Potem Reacher wrócił tą samą drogą aż na posterunek policji. Cztery przecznice na zachód, jedną na południe. Nie przejmował się tym, czy kogoś zastanie. Posterunek sprawiał wrażenie czynnego dwadzieścia cztery godziny na dobę, siedem dni w tygodniu. Podszedł prosto do biurka oficera dyżurnego i powołał się na prawo do ponownego obejrzenia dowodów. Dyżurny zadzwonił do Emersona, a potem wskazał Reacherowi drogę do wystawy Bellantonia.
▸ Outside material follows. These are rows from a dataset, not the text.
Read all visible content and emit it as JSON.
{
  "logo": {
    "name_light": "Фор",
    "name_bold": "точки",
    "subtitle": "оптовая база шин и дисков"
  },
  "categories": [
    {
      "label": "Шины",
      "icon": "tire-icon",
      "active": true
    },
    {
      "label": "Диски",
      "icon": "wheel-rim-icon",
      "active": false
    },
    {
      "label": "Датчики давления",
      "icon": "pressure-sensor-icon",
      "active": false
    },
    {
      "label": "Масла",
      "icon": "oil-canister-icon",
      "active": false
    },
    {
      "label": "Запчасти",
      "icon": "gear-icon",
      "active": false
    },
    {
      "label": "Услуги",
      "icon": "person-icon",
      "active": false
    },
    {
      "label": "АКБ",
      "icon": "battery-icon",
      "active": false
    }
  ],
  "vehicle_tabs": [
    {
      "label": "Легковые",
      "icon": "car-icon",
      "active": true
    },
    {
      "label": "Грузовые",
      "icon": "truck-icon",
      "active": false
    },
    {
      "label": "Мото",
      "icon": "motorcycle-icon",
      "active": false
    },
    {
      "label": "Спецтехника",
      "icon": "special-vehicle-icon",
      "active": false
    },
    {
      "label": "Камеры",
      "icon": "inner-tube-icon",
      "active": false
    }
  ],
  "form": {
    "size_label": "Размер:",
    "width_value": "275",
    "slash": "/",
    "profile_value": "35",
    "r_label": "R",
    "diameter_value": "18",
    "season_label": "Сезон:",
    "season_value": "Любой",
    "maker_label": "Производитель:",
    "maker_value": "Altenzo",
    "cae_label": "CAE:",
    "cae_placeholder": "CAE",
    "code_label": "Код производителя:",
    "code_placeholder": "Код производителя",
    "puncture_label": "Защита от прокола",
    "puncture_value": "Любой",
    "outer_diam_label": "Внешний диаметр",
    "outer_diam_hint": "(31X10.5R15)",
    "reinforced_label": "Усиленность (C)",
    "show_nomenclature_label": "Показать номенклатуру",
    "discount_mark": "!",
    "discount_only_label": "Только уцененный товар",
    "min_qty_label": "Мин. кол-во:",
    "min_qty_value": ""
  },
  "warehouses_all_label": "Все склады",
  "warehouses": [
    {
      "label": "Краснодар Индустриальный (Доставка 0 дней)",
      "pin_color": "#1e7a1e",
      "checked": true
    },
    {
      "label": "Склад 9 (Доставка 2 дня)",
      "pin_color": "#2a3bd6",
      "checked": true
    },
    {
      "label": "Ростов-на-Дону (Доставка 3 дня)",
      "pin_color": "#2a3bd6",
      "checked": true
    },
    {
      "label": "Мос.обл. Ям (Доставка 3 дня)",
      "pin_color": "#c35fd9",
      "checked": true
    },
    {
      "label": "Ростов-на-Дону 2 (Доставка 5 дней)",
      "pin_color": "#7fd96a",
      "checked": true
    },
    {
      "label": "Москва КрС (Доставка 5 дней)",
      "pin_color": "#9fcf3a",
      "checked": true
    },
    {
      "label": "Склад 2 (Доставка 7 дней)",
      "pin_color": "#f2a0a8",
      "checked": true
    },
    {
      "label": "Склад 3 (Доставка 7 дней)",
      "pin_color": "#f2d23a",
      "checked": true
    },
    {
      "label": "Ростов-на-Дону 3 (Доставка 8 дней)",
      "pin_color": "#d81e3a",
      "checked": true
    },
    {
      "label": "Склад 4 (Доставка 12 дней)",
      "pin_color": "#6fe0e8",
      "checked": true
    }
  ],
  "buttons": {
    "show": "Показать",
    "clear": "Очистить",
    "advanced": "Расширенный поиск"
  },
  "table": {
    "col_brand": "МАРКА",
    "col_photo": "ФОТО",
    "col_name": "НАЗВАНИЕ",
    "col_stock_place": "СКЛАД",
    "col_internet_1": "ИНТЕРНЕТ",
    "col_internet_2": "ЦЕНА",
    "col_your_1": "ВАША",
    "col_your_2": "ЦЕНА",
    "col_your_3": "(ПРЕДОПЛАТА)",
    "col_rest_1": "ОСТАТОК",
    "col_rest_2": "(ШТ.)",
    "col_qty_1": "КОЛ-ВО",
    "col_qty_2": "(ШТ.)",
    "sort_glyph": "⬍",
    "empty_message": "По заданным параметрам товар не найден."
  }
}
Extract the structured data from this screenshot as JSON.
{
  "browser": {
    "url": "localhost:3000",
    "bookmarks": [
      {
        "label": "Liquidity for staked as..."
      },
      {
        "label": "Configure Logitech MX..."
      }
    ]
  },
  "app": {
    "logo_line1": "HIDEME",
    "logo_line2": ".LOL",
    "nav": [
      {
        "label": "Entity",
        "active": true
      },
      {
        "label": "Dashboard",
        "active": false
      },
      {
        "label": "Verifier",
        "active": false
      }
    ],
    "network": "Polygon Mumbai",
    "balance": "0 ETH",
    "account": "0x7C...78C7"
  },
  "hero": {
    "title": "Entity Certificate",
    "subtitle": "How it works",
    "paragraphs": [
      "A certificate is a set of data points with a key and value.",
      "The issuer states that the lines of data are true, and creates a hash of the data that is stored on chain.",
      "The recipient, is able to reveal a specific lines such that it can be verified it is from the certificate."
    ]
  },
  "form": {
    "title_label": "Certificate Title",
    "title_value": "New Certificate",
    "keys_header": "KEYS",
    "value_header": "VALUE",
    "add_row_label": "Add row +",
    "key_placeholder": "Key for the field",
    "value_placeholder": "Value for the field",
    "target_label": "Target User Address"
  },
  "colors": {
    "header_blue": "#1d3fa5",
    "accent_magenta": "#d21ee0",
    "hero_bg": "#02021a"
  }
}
Ten spotkał się z Reacherem na parkingu i otworzył drzwi. Niewiele się tam zmieniło, ale Reacher zauważył kilka zmian. Nowe kartki w plastikowych koszulkach, przypięte pod i nad starymi na korkowych tablicach, niczym stopki z dodatkowymi wyjaśnieniami.
– Uaktualnienia? – zapytał.
– Zawsze – odparł Bellantonio. – Nieustannie czuwamy.
– Co nowego?
– Zwierzęcy DNA – powiedział Bellantonio. – Identyczny z sierścią psa Barra, znalezioną na miejscu zbrodni.
– Gdzie ten pies?
– Uśpiony.
– To okrutne.
– To jest okrutne?
– Ten cholerny pies nic złego nie zrobił.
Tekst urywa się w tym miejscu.